The bread stuff I had bought at the supermarket had more bread stuff than required to make one loaf - it had enough for four loaves. I could have just repeated the process four times and had the same bread four times over, but my flat mate had some feedback - she wanted to some bread with cheese and sun-dried tomato. I looked for a recipe in the book that came with the bread maker, and there wasn't one. But there were a few similar ones. And I figured they were close enough to the pre-packaged stuff, that all I needed to do was chop up the sun-dried tomato and add the grated cheese. That became the best bread ever.

I still had the means to make another two loaves of basic bread. All I had to do was follow three steps, and I was done. I bought sliced bread. It was easier. It cost less. I just picked it up at the supermarket, and took it home. It tasted okay, but it was nothing at all like the bread I'd made, either the first or second time. Sure, it was bread, but I'd grown to expect more.
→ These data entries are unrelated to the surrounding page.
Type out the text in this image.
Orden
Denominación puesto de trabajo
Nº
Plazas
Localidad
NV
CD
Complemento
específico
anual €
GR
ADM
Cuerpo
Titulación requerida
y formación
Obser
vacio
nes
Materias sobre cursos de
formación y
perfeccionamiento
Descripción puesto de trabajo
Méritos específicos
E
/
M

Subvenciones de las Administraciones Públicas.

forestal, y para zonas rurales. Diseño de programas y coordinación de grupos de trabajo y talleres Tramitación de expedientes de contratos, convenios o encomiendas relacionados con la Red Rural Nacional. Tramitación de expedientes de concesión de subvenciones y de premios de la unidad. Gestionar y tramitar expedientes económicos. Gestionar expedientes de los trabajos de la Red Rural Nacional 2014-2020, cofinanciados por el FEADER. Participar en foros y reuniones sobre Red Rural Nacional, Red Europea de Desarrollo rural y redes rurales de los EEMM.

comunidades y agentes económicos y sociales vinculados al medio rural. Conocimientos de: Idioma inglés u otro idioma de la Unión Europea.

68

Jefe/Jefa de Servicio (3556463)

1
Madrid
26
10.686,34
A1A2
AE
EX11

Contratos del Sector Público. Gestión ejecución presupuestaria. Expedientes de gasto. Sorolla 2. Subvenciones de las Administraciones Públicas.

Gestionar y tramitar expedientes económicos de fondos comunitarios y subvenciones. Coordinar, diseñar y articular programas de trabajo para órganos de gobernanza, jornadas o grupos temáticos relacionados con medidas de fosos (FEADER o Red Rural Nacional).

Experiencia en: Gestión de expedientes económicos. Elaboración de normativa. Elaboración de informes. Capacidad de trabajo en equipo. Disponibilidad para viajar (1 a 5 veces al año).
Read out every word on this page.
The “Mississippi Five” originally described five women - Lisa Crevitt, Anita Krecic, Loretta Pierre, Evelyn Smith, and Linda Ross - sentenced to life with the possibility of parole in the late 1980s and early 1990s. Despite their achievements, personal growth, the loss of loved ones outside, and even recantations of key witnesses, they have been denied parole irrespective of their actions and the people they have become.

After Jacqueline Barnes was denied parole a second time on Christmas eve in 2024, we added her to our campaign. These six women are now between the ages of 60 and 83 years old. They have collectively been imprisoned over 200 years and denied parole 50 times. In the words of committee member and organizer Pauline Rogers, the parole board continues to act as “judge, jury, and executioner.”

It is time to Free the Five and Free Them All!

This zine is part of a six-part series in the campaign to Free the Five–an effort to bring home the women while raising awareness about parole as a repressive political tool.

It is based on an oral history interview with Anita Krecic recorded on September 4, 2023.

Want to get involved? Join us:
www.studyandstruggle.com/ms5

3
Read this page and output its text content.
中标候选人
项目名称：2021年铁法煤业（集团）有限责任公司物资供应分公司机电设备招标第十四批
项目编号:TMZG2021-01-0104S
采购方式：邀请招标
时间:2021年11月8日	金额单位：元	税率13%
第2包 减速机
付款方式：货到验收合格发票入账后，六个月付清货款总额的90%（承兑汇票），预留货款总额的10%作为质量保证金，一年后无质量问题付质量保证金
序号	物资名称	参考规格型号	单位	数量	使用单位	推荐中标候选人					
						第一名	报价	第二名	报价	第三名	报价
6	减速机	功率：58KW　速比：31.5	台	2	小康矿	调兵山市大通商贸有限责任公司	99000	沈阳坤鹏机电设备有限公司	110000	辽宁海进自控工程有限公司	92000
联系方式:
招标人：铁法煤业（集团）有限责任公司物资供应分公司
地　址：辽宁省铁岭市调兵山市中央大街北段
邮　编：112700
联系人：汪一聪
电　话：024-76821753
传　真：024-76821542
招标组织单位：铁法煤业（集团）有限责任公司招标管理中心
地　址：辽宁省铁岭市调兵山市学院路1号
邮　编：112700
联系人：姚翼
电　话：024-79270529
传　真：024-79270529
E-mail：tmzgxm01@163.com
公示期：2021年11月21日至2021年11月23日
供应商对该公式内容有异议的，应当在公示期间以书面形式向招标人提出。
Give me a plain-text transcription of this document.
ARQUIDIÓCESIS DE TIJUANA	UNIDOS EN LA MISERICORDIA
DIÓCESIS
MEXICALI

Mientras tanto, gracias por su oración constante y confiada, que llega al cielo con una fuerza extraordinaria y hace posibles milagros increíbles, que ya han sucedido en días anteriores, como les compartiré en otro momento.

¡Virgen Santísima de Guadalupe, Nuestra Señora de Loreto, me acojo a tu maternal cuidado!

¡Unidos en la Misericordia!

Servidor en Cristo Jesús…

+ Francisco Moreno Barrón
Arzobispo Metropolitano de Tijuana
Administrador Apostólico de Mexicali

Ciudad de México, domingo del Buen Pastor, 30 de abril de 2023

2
Tonight I decided to make more bread. I used the third of the bread stuff, and improvised a bit more. I had more sun-dried tomato, so I wanted to add those. I had black olives, so I used those. I had some ham, so I sliced those up, told them they would be bacon, and used those. The only cheese I had was sliced, so I took a knife and turned it into a fine diced cheese. I loaded the machine, but I knew I wasn't going to be awake when it all came together and made the next loaf. So, I set the bread maker to pause starting. Everything is still there, still ready, but it will start cooking, and finish cooking, at a time that suits me, not the bread.

I still have a long way to come with my bread making. I can make everything from scratch, for instance. Not use a bread maker. There are a lot of other steps I can take to make my bread better, or more original. But for now, I am happy with how this bread making is turning out.